Solicitors: I hate to burst your bubble, but people don’t want to be sold to, they don’t want to be solicited. I couldn’t make this stuff up if I tried. My message to you.
The solicitation to beat them all
So, the other day while working in the yard, these two solicitors approached. One, apparently, was the head spokesperson, the other, by the fact that this one uttered not a word, I figured, of the duo, was the apprentice or trainee.
The incessant talker that this one solicitor was went on and on about this, that and the other. If I didn’t know better, I’d swear he was trying to sell me the shirt off his back. Was I interested? Not in the least. What I heard was: “Blah, blah, blah, blah, blah.”
He went on and on about smart-meters. And, how homeowners should join the crusade to do something about it. I wasn’t clear at all on what it was they wanted changed.
At this point wishing the spiel to go no further, and in trying to get a word in edgewise, I politely rebuffed their presence and gesturing they kindly move it on down the road, as it were.
When that failed, I begged: “What part of ‘No!’ do you not understand?!” That’s when the fast-talker insisted that that’s exactly why I need to get on board with whatever it was they were pushing.
Needless to say and before too long the bandied back-and-forth got old. Why isn’t this person, who by then made the worst first impression a person could possibly make, not giving it or my ears a rest? I should have just walked away.
Instead, I made the mistake of engaging with the pair, who I wouldn’t quite exactly call a tag team (remember: there was “Mr. See, hear and speak no evil” standing by his side the whole time). This causes me now to recall what my boss in sales once said to me: “You just gotta know when to shut up.” That was one memo “Long-winded” over there never got, apparently.
All I could think to say at this point, and again, politely, was “Look, I don’t want to waste your time, and I would really appreciate you not wasting mine.” At which point the one who apparently hadn’t a clue how far warn-out his welcome was, started back into his solicitation delivery. It was as if he hadn’t heard a word I said.

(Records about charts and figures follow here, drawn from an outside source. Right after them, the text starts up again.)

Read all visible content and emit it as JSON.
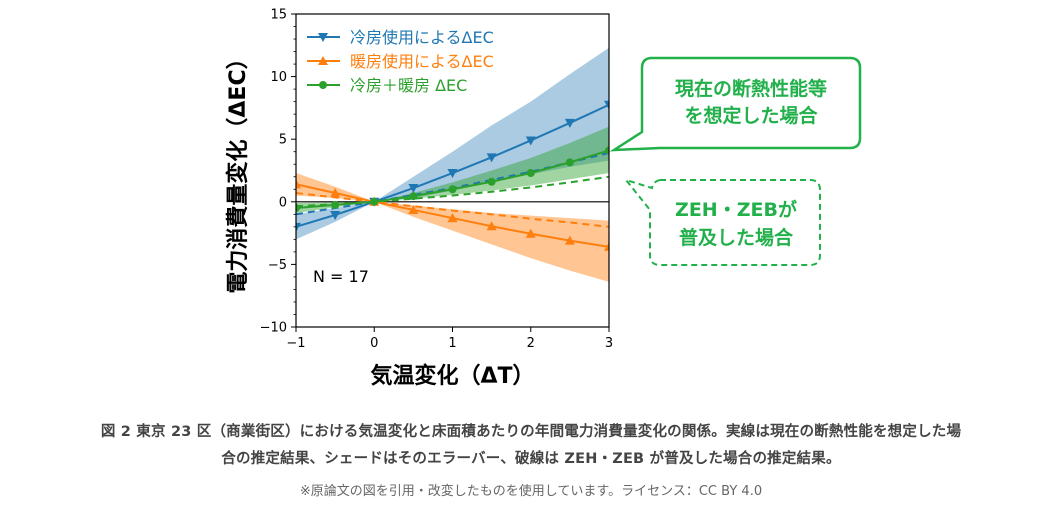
{
  "chart_data": {
    "type": "line",
    "title": "",
    "xlabel": "気温変化（ΔT）",
    "ylabel": "電力消費量変化（ΔEC）",
    "xlim": [
      -1,
      3
    ],
    "ylim": [
      -10,
      15
    ],
    "xticks": [
      "−1",
      "0",
      "1",
      "2",
      "3"
    ],
    "yticks": [
      "−10",
      "−5",
      "0",
      "5",
      "10",
      "15"
    ],
    "x": [
      -1,
      -0.5,
      0,
      0.5,
      1,
      1.5,
      2,
      2.5,
      3
    ],
    "grid": false,
    "legend_position": "top-left",
    "annotation_n": "N = 17",
    "series": [
      {
        "name": "冷房使用によるΔEC",
        "color": "#1f77b4",
        "marker": "triangle-down",
        "values": [
          -2.0,
          -1.05,
          0,
          1.1,
          2.3,
          3.55,
          4.9,
          6.3,
          7.75
        ],
        "band_lower": [
          -3.0,
          -1.6,
          0,
          0.3,
          0.9,
          1.6,
          2.2,
          2.8,
          3.3
        ],
        "band_upper": [
          -1.0,
          -0.5,
          0,
          2.0,
          4.0,
          6.1,
          8.0,
          10.2,
          12.3
        ],
        "dashed_values": [
          -1.0,
          -0.5,
          0,
          0.55,
          1.1,
          1.75,
          2.4,
          3.15,
          3.9
        ]
      },
      {
        "name": "暖房使用によるΔEC",
        "color": "#ff7f0e",
        "marker": "triangle-up",
        "values": [
          1.4,
          0.7,
          0,
          -0.65,
          -1.3,
          -1.95,
          -2.55,
          -3.1,
          -3.6
        ],
        "band_lower": [
          0.5,
          0.3,
          0,
          -1.2,
          -2.3,
          -3.4,
          -4.5,
          -5.5,
          -6.4
        ],
        "band_upper": [
          2.3,
          1.2,
          0,
          -0.3,
          -0.6,
          -0.9,
          -1.1,
          -1.3,
          -1.5
        ],
        "dashed_values": [
          0.7,
          0.35,
          0,
          -0.35,
          -0.7,
          -1.0,
          -1.35,
          -1.65,
          -2.0
        ]
      },
      {
        "name": "冷房＋暖房 ΔEC",
        "color": "#2ca02c",
        "marker": "circle",
        "values": [
          -0.5,
          -0.25,
          0,
          0.45,
          1.0,
          1.6,
          2.3,
          3.15,
          4.1
        ],
        "band_lower": [
          -0.9,
          -0.45,
          0,
          0.25,
          0.55,
          0.9,
          1.3,
          1.8,
          2.3
        ],
        "band_upper": [
          -0.1,
          -0.05,
          0,
          0.7,
          1.55,
          2.5,
          3.5,
          4.7,
          6.0
        ],
        "dashed_values": [
          -0.35,
          -0.2,
          0,
          0.25,
          0.5,
          0.8,
          1.15,
          1.55,
          2.0
        ]
      }
    ]
  },
  "callouts": {
    "current": "現在の断熱性能等\nを想定した場合",
    "zeh": "ZEH・ZEBが\n普及した場合"
  },
  "caption": {
    "line1": "図 2 東京 23 区（商業街区）における気温変化と床面積あたりの年間電力消費量変化の関係。実線は現在の断熱性能を想定した場",
    "line2": "合の推定結果、シェードはそのエラーバー、破線は ZEH・ZEB が普及した場合の推定結果。",
    "license": "※原論文の図を引用・改変したものを使用しています。ライセンス：CC BY 4.0"
  },
  "colors": {
    "callout_green": "#22b04b",
    "axis": "#000000"
  }
}
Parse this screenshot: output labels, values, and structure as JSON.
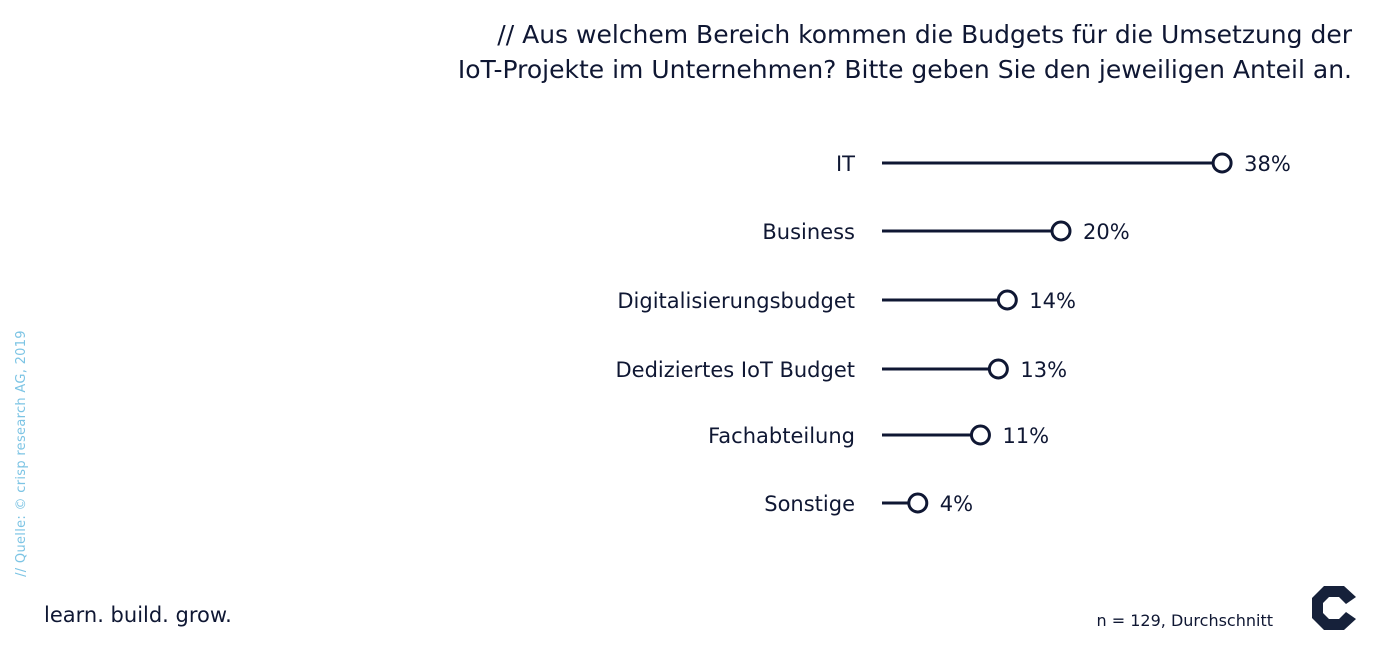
{
  "title": {
    "line1": "// Aus welchem Bereich kommen die Budgets für die Umsetzung der",
    "line2": "IoT-Projekte im Unternehmen? Bitte geben Sie den jeweiligen Anteil an."
  },
  "source": "// Quelle: © crisp research AG, 2019",
  "tagline": "learn. build. grow.",
  "footnote": "n = 129, Durchschnitt",
  "logo": {
    "icon": "crisp-c-logo-icon",
    "color": "#16213a"
  },
  "colors": {
    "text": "#0f1733",
    "line": "#0f1733",
    "marker_fill": "#ffffff",
    "source_text": "#7cc4e4"
  },
  "chart_data": {
    "type": "lollipop",
    "categories": [
      "IT",
      "Business",
      "Digitalisierungsbudget",
      "Dediziertes IoT Budget",
      "Fachabteilung",
      "Sonstige"
    ],
    "values": [
      38,
      20,
      14,
      13,
      11,
      4
    ],
    "value_labels": [
      "38%",
      "20%",
      "14%",
      "13%",
      "11%",
      "4%"
    ],
    "unit": "%",
    "xlim": [
      0,
      40
    ],
    "grid": false,
    "axes_visible": false
  }
}
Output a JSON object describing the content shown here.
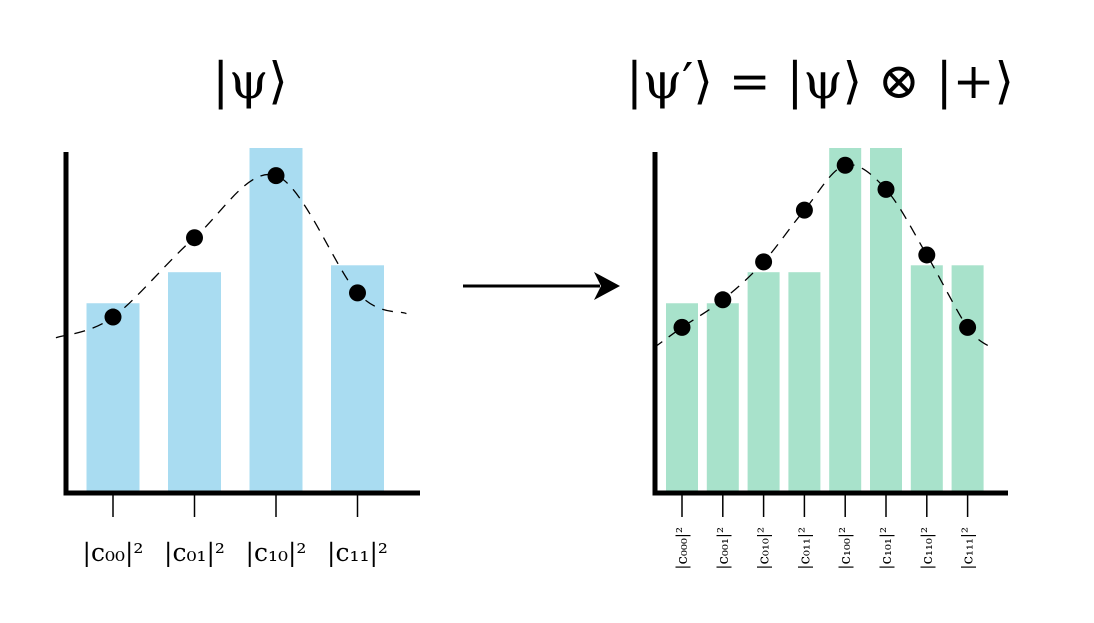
{
  "left": {
    "title": "|ψ⟩",
    "chart_data": {
      "type": "bar",
      "categories": [
        "|c₀₀|²",
        "|c₀₁|²",
        "|c₁₀|²",
        "|c₁₁|²"
      ],
      "values": [
        0.55,
        0.64,
        1.0,
        0.66
      ],
      "points": [
        0.51,
        0.74,
        0.92,
        0.58
      ],
      "ylim": [
        0,
        1
      ],
      "bar_color": "#a9dcf1"
    }
  },
  "right": {
    "title": "|ψ′⟩ = |ψ⟩ ⊗ |+⟩",
    "chart_data": {
      "type": "bar",
      "categories": [
        "|c₀₀₀|²",
        "|c₀₀₁|²",
        "|c₀₁₀|²",
        "|c₀₁₁|²",
        "|c₁₀₀|²",
        "|c₁₀₁|²",
        "|c₁₁₀|²",
        "|c₁₁₁|²"
      ],
      "values": [
        0.55,
        0.55,
        0.64,
        0.64,
        1.0,
        1.0,
        0.66,
        0.66
      ],
      "points": [
        0.48,
        0.56,
        0.67,
        0.82,
        0.95,
        0.88,
        0.69,
        0.48
      ],
      "ylim": [
        0,
        1
      ],
      "bar_color": "#a8e2cb"
    }
  },
  "arrow": "transform-arrow"
}
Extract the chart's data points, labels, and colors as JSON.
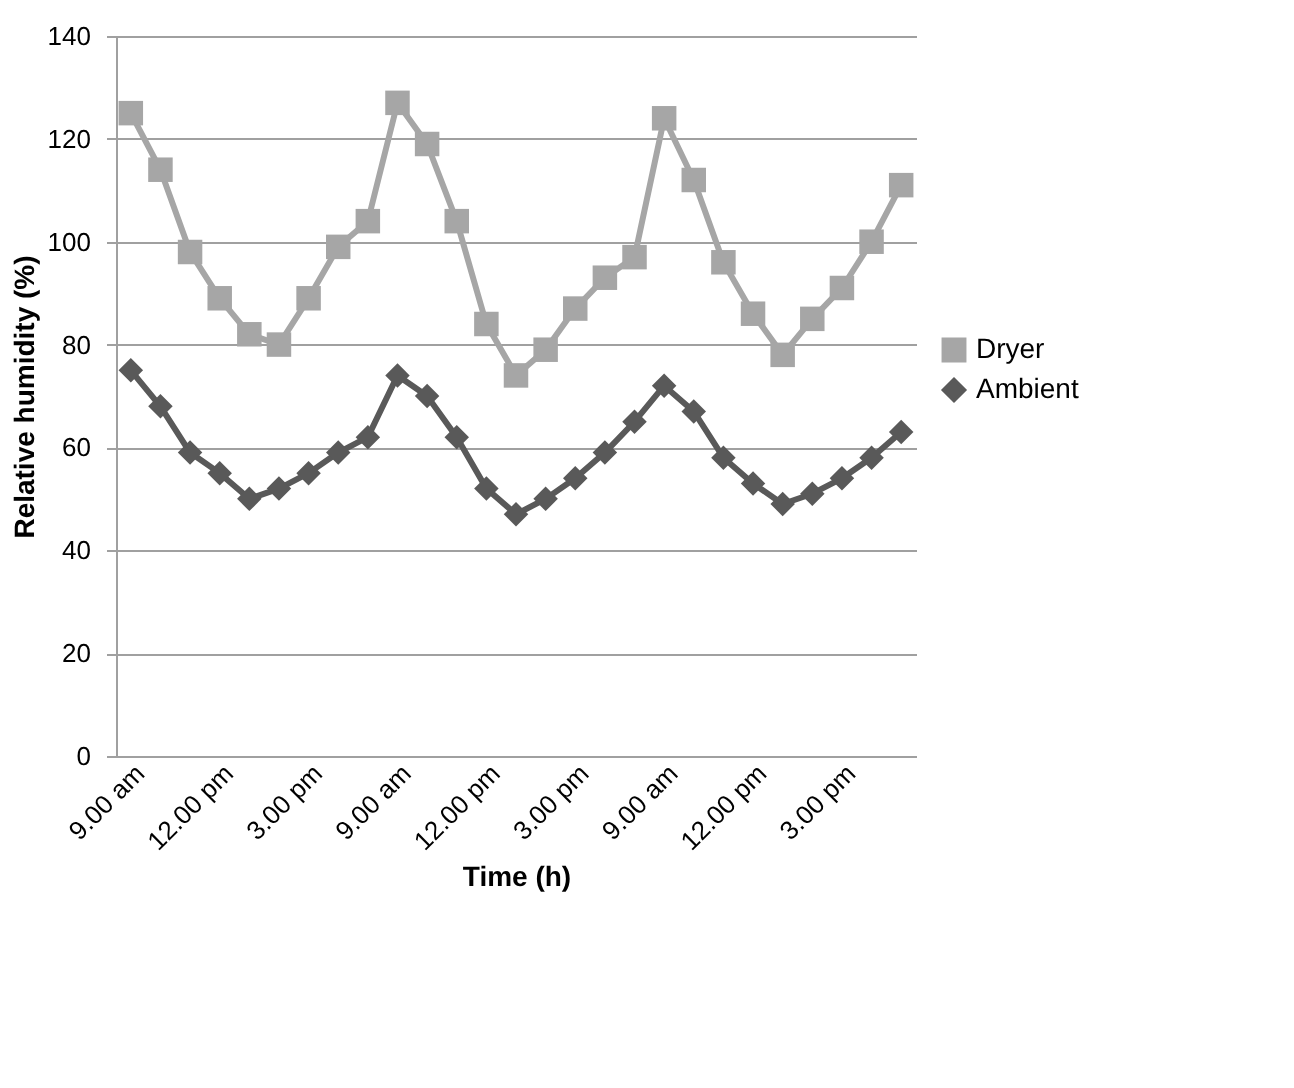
{
  "chart_data": {
    "type": "line",
    "xlabel": "Time (h)",
    "ylabel": "Relative humidity (%)",
    "categories": [
      "9.00 am",
      null,
      null,
      "12.00 pm",
      null,
      null,
      "3.00 pm",
      null,
      null,
      "9.00 am",
      null,
      null,
      "12.00 pm",
      null,
      null,
      "3.00 pm",
      null,
      null,
      "9.00 am",
      null,
      null,
      "12.00 pm",
      null,
      null,
      "3.00 pm",
      null,
      null
    ],
    "series": [
      {
        "name": "Dryer",
        "color": "#a6a6a6",
        "marker": "square",
        "values": [
          125,
          114,
          98,
          89,
          82,
          80,
          89,
          99,
          104,
          127,
          119,
          104,
          84,
          74,
          79,
          87,
          93,
          97,
          124,
          112,
          96,
          86,
          78,
          85,
          91,
          100,
          111
        ]
      },
      {
        "name": "Ambient",
        "color": "#595959",
        "marker": "diamond",
        "values": [
          75,
          68,
          59,
          55,
          50,
          52,
          55,
          59,
          62,
          74,
          70,
          62,
          52,
          47,
          50,
          54,
          59,
          65,
          72,
          67,
          58,
          53,
          49,
          51,
          54,
          58,
          63
        ]
      }
    ],
    "ylim": [
      0,
      140
    ],
    "yticks": [
      0,
      20,
      40,
      60,
      80,
      100,
      120,
      140
    ],
    "grid": "y",
    "legend": "right",
    "line_style": "solid"
  }
}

There’s a reason the good lord gave us two ears and only one mouth. I don’t think I can be any more blunt.
All I could do at this point was to ask the un-cooperative and un-apologetic duo to just go away. To which Mr. Tight Lipped and Mr. Doesn’t Know When To Quit (please excuse my sarcasm) and I would say really reluctantly, finally got the message and went on their not-necessarily merry way. But not before the one who did all the talking in leaving sharing these choice departing words: “I love your yard and you have a bless-ed day.”
The very nerve! With such a seemingly sour-puss attitude, it just proves my point that these guys weren’t worth — they much less deserve — my time.